Terrible Chester was not a cat who found it necessary or even just pleasant to console or be consoled. But as I sat at the kitchen table, reading my beloved friend’s manuscript, Chester sprang into my generous lap and curled there and slept until I turned the final page.
As with the other seven memoirs, I have now changed a few of the names. For instance, those enemies of Edie Fischer who do not already know her real name should not be told it, and I concocted this nom de guerre to conceal her true identity in both this volume and in the one that came before it, Deeply Odd. I made no other alterations.
For this final book, I never considered any title but Saint Odd. Oh, how he would dislike the saint part! He would want me to call it The Fry Cook Meets His End or Odd as Ever, or perhaps Fumbling My Way to Eternity. But what other word so well fits a young man who would give his life to save a friend or even an innocent stranger, and who, in giving it, would think he had not done enough?
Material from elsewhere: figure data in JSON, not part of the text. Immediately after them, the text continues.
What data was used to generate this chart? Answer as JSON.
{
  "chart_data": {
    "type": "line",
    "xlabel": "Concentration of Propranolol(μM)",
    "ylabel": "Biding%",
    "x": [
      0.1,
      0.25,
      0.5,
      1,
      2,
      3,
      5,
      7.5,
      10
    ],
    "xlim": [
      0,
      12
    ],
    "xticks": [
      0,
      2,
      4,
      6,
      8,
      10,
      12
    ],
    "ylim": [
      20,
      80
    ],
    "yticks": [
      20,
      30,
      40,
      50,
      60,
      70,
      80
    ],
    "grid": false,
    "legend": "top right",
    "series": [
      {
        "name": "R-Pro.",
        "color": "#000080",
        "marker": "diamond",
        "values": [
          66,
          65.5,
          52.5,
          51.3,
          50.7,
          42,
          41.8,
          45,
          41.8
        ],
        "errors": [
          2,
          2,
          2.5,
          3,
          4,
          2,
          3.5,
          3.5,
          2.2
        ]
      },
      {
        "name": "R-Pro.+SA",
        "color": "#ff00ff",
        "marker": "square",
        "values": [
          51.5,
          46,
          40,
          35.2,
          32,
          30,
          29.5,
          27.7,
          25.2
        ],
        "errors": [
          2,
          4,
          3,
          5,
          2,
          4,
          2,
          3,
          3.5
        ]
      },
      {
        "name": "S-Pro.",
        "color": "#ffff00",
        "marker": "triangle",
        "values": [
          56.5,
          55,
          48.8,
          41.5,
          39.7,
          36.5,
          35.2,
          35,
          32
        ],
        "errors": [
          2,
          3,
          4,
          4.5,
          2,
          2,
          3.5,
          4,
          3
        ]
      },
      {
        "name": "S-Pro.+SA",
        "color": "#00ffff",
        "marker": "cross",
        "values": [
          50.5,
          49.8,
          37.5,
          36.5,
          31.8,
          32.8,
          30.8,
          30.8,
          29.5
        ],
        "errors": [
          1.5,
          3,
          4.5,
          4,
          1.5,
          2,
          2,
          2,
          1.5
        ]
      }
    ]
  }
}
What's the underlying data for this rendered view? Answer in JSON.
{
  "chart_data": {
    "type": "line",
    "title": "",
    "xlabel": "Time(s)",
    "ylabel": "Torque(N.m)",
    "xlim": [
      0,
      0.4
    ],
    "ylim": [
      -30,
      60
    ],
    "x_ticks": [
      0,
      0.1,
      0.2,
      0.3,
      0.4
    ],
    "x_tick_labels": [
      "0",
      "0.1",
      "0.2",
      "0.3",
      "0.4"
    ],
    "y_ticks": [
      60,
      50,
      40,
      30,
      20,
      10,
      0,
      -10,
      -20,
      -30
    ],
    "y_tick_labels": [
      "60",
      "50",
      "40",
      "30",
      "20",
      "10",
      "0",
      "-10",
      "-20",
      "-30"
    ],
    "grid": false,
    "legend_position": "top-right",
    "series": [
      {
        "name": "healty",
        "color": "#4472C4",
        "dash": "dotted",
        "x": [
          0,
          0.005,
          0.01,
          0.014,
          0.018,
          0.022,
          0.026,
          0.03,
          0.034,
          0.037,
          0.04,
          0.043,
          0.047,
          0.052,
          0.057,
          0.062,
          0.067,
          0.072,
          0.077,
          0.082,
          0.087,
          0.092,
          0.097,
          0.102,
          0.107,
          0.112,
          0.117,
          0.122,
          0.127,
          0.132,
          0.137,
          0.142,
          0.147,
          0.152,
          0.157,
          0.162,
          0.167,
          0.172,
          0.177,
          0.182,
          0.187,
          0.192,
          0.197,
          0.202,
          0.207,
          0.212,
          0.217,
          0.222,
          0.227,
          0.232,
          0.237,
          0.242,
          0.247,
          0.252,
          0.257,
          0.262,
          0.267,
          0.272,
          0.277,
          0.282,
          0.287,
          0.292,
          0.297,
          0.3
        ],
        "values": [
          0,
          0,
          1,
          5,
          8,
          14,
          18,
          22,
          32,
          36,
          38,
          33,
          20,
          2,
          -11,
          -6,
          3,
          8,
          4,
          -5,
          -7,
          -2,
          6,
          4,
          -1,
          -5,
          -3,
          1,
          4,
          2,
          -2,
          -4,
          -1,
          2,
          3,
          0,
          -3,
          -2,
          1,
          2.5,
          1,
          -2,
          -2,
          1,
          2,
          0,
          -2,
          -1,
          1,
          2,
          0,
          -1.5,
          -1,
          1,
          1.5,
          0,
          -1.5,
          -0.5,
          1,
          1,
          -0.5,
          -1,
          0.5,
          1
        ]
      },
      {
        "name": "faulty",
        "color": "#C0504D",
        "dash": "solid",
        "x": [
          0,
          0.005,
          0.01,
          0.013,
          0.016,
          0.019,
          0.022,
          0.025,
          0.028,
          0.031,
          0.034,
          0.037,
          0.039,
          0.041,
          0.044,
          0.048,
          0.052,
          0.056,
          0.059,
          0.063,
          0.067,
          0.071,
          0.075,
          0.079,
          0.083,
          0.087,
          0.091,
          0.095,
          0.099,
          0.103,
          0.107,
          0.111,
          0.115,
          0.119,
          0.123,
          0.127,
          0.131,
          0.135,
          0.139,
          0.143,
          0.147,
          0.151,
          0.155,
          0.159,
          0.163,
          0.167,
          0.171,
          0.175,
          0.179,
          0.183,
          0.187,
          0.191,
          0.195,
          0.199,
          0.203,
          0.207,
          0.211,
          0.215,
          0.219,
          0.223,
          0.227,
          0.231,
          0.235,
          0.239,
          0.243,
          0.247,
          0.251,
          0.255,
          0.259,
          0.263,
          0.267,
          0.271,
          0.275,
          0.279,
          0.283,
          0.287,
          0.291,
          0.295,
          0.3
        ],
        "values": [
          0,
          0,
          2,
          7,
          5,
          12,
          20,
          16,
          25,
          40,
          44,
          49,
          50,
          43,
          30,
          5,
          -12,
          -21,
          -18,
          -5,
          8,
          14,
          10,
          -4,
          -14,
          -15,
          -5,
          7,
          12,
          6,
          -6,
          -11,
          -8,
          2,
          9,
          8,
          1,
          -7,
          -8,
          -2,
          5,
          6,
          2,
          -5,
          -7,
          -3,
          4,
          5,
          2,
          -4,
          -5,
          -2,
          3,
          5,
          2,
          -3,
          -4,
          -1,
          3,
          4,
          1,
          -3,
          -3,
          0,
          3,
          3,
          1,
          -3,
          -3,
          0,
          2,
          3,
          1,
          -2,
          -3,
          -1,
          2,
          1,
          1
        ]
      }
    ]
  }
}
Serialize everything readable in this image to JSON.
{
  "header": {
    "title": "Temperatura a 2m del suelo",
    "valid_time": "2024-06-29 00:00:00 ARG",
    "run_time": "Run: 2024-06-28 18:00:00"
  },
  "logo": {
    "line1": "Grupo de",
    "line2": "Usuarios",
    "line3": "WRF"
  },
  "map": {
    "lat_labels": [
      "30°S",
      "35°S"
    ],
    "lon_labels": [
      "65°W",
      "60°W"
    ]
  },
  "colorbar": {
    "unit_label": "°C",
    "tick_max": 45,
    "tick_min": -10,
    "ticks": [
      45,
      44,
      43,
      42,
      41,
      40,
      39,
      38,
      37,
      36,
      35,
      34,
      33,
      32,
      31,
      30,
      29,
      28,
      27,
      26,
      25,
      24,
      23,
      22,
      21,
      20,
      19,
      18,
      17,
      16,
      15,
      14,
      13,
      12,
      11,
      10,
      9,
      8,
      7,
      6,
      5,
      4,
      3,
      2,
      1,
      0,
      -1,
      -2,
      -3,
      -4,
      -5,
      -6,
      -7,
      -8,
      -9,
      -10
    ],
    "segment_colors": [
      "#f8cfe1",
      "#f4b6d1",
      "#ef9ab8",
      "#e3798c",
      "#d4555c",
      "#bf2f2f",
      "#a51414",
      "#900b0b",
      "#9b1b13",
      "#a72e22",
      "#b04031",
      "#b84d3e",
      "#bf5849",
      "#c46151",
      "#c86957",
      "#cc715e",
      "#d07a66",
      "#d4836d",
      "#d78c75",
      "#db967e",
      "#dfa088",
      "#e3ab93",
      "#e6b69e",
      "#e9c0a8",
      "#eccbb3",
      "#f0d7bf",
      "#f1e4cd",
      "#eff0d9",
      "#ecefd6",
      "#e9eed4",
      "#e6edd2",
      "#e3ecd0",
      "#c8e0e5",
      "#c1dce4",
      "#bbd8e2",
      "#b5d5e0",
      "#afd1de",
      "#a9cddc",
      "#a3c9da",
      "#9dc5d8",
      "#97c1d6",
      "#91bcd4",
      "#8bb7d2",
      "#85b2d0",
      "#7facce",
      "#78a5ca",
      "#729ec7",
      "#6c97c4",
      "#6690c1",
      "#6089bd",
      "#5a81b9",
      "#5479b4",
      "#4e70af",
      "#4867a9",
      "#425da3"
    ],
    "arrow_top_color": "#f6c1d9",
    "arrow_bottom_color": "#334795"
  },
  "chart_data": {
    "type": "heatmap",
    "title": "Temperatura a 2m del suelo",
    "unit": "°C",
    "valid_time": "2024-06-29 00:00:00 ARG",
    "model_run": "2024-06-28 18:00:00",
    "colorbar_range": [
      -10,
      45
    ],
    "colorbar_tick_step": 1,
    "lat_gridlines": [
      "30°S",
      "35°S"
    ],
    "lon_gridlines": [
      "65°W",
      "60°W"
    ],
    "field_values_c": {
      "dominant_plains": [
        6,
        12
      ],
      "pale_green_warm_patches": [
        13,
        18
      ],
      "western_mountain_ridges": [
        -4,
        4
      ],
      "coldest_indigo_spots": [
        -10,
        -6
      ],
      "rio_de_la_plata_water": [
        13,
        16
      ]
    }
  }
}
I have his ashes in a mortuary urn. I keep them on the mantel above the living-room fireplace, where Stormy’s ashes are in an urn beside his. I look up at them from time to time when I am reading, and I smile to think that he would make jokes about the hard-boiled mystery writer being a sentimental basket case. I carry in my wallet the fortune-teller’s card that he carried in his—YOU ARE DESTINED TO BE TOGETHER FOREVER—and I dare to believe that it means not just Odd and Stormy, but all of us.
This book is dedicated to Frank Redman, who has more than once reminded me of Odd Thomas.